Se prefiri un sistema de dos etapas para el proceso de aislamiento del ADN en la aplicacin del
mtodo molecular. En primer lugar, se utiliz un comprimido de InhibitEX con un aislamiento
clsico manual, Y cuando se dispersaron las sustancias inhibidoras, Las muestras se cargaron a una
mquina QIAcube. En nuestro estudio, preferimos el QIAGEN Q1 Aamp DNA Stool Mini Kit, que
es compatible con la mquina QIAcube. Para el Real-Time PCR, utilizamos el Genesig Primerdesign
Ltd. Cuantificacin de la Protena de Choque Trmico de Cyclospora cayetanensis 70 (HSP70) kit de
genes (Reino Unido). Para el Cryptosporidium Gnero, se utiliz el Genesig Primerdesign Ltd
Cuantificacin Del kit de genes Cryptosporidium (Crypto) Genomes (Reino Unido). Nuestra Estudio
se llev a cabo utilizando un Qiagen Rotor Q Real Time PCR mquina. Los cebadores y sondas
utilizados para la sonda basada en la sonda TagMan
La aplicacin de PCR en tiempo real amplifica la segmentacin de regiones especficas de la regin
70 de protena de choque trmico (HSP70) para C. Cayetanensis y la regin de la protena de pared
de oocistos (COWP) para Cryptosporidium.
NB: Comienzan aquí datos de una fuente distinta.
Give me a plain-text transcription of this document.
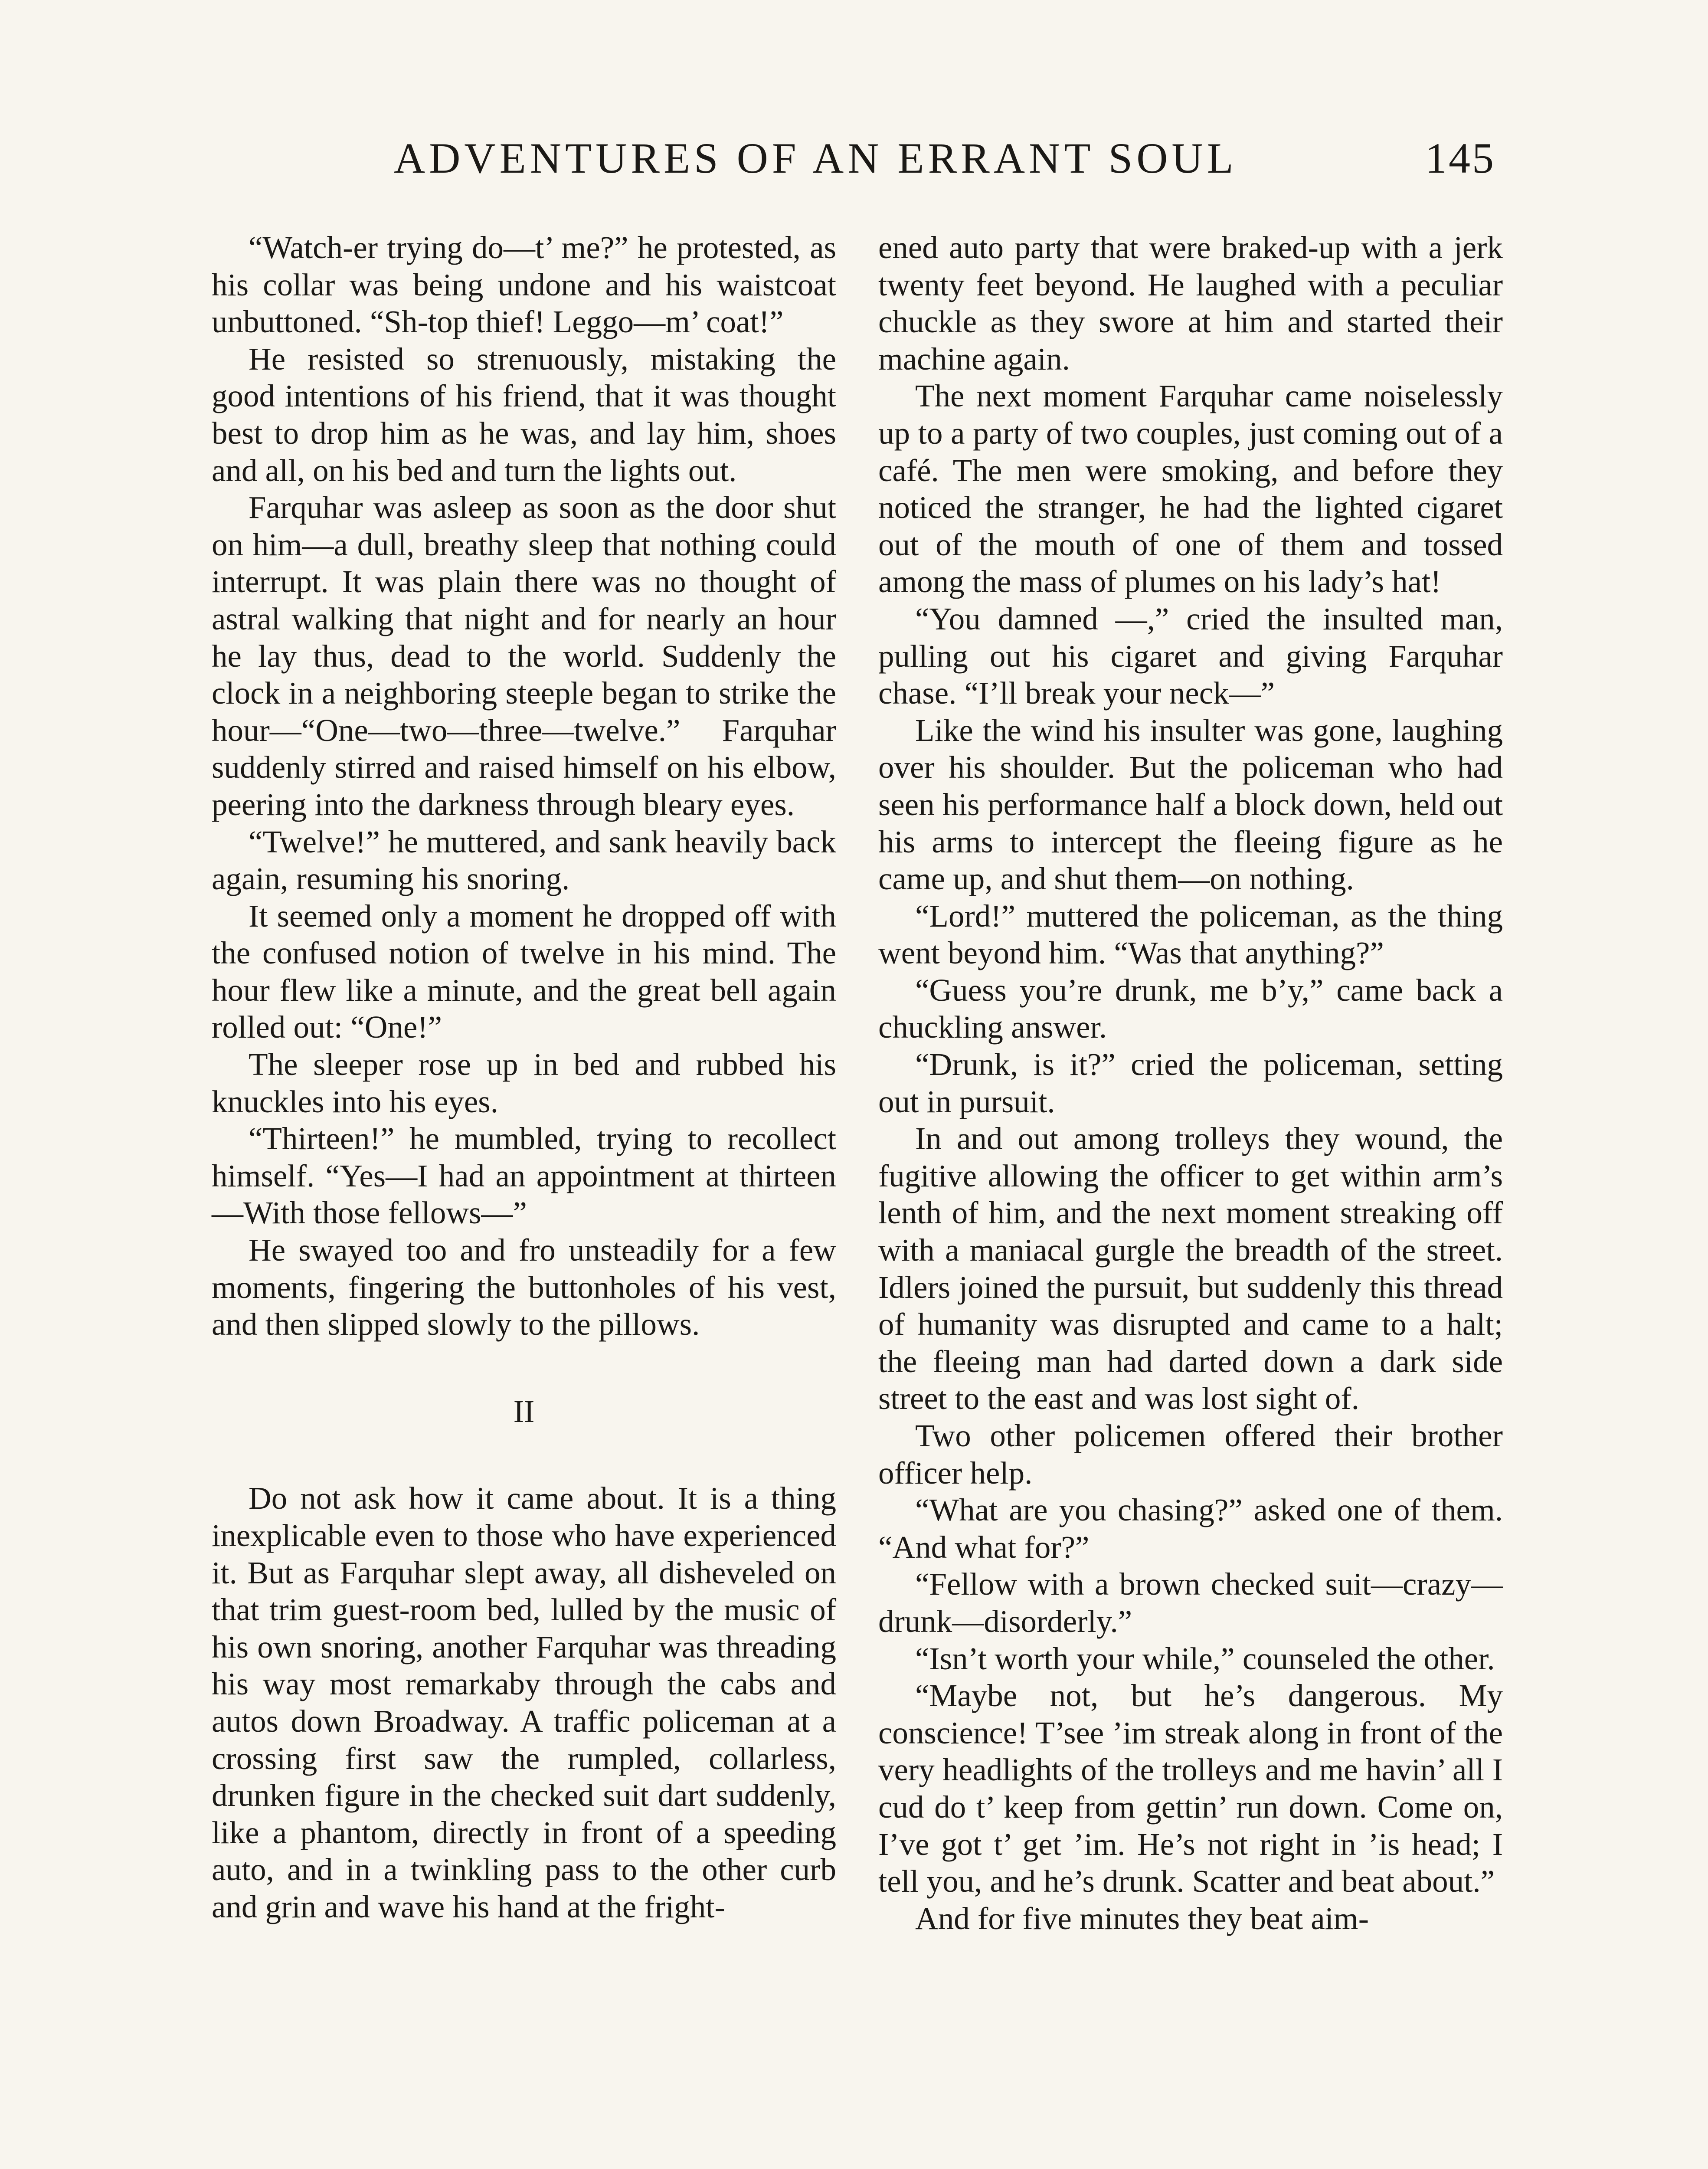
ADVENTURES OF AN ERRANT SOUL	145

“Watch-er trying do—t’ me?” he protested, as his collar was being undone and his waistcoat unbuttoned. “Sh-top thief! Leggo—m’ coat!”

He resisted so strenuously, mistaking the good intentions of his friend, that it was thought best to drop him as he was, and lay him, shoes and all, on his bed and turn the lights out.

Farquhar was asleep as soon as the door shut on him—a dull, breathy sleep that nothing could interrupt. It was plain there was no thought of astral walking that night and for nearly an hour he lay thus, dead to the world. Suddenly the clock in a neighboring steeple began to strike the hour—“One—two—three—twelve.” Farquhar suddenly stirred and raised himself on his elbow, peering into the darkness through bleary eyes.

“Twelve!” he muttered, and sank heavily back again, resuming his snoring.

It seemed only a moment he dropped off with the confused notion of twelve in his mind. The hour flew like a minute, and the great bell again rolled out: “One!”

The sleeper rose up in bed and rubbed his knuckles into his eyes.

“Thirteen!” he mumbled, trying to recollect himself. “Yes—I had an appointment at thirteen—With those fellows—”

He swayed too and fro unsteadily for a few moments, fingering the buttonholes of his vest, and then slipped slowly to the pillows.

II

Do not ask how it came about. It is a thing inexplicable even to those who have experienced it. But as Farquhar slept away, all disheveled on that trim guest-room bed, lulled by the music of his own snoring, another Farquhar was threading his way most remarkaby through the cabs and autos down Broadway. A traffic policeman at a crossing first saw the rumpled, collarless, drunken figure in the checked suit dart suddenly, like a phantom, directly in front of a speeding auto, and in a twinkling pass to the other curb and grin and wave his hand at the fright-

ened auto party that were braked-up with a jerk twenty feet beyond. He laughed with a peculiar chuckle as they swore at him and started their machine again.

The next moment Farquhar came noiselessly up to a party of two couples, just coming out of a café. The men were smoking, and before they noticed the stranger, he had the lighted cigaret out of the mouth of one of them and tossed among the mass of plumes on his lady’s hat!

“You damned —,” cried the insulted man, pulling out his cigaret and giving Farquhar chase. “I’ll break your neck—”

Like the wind his insulter was gone, laughing over his shoulder. But the policeman who had seen his performance half a block down, held out his arms to intercept the fleeing figure as he came up, and shut them—on nothing.

“Lord!” muttered the policeman, as the thing went beyond him. “Was that anything?”

“Guess you’re drunk, me b’y,” came back a chuckling answer.

“Drunk, is it?” cried the policeman, setting out in pursuit.

In and out among trolleys they wound, the fugitive allowing the officer to get within arm’s lenth of him, and the next moment streaking off with a maniacal gurgle the breadth of the street. Idlers joined the pursuit, but suddenly this thread of humanity was disrupted and came to a halt; the fleeing man had darted down a dark side street to the east and was lost sight of.

Two other policemen offered their brother officer help.

“What are you chasing?” asked one of them. “And what for?”

“Fellow with a brown checked suit—crazy—drunk—disorderly.”

“Isn’t worth your while,” counseled the other.

“Maybe not, but he’s dangerous. My conscience! T’see ’im streak along in front of the very headlights of the trolleys and me havin’ all I cud do t’ keep from gettin’ run down. Come on, I’ve got t’ get ’im. He’s not right in ’is head; I tell you, and he’s drunk. Scatter and beat about.”

And for five minutes they beat aim-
La extraccin positiva, negativa e interna de ADN
Controles y el patgeno que identificaba las Preparados de acuerdo con el contenido de sus
respectivos kits. Unos 15 l de valor de mezcla y 5 l de ADN extrado (Extrados de las muestras)
se pipetearon en cada uno de los 0,2 mL de tubos de PCR. Al final, todos los tubos contenan 20 l
de fluido. Despus de que los tubos de PCR se cargaron en el Rotor Gene Q Mquina, el protocolo
de amplificacin especificado en el Real-Time PCR se calibr en el software de la computadora
(Rotor Gene Q Series Software) y se inici la reaccin.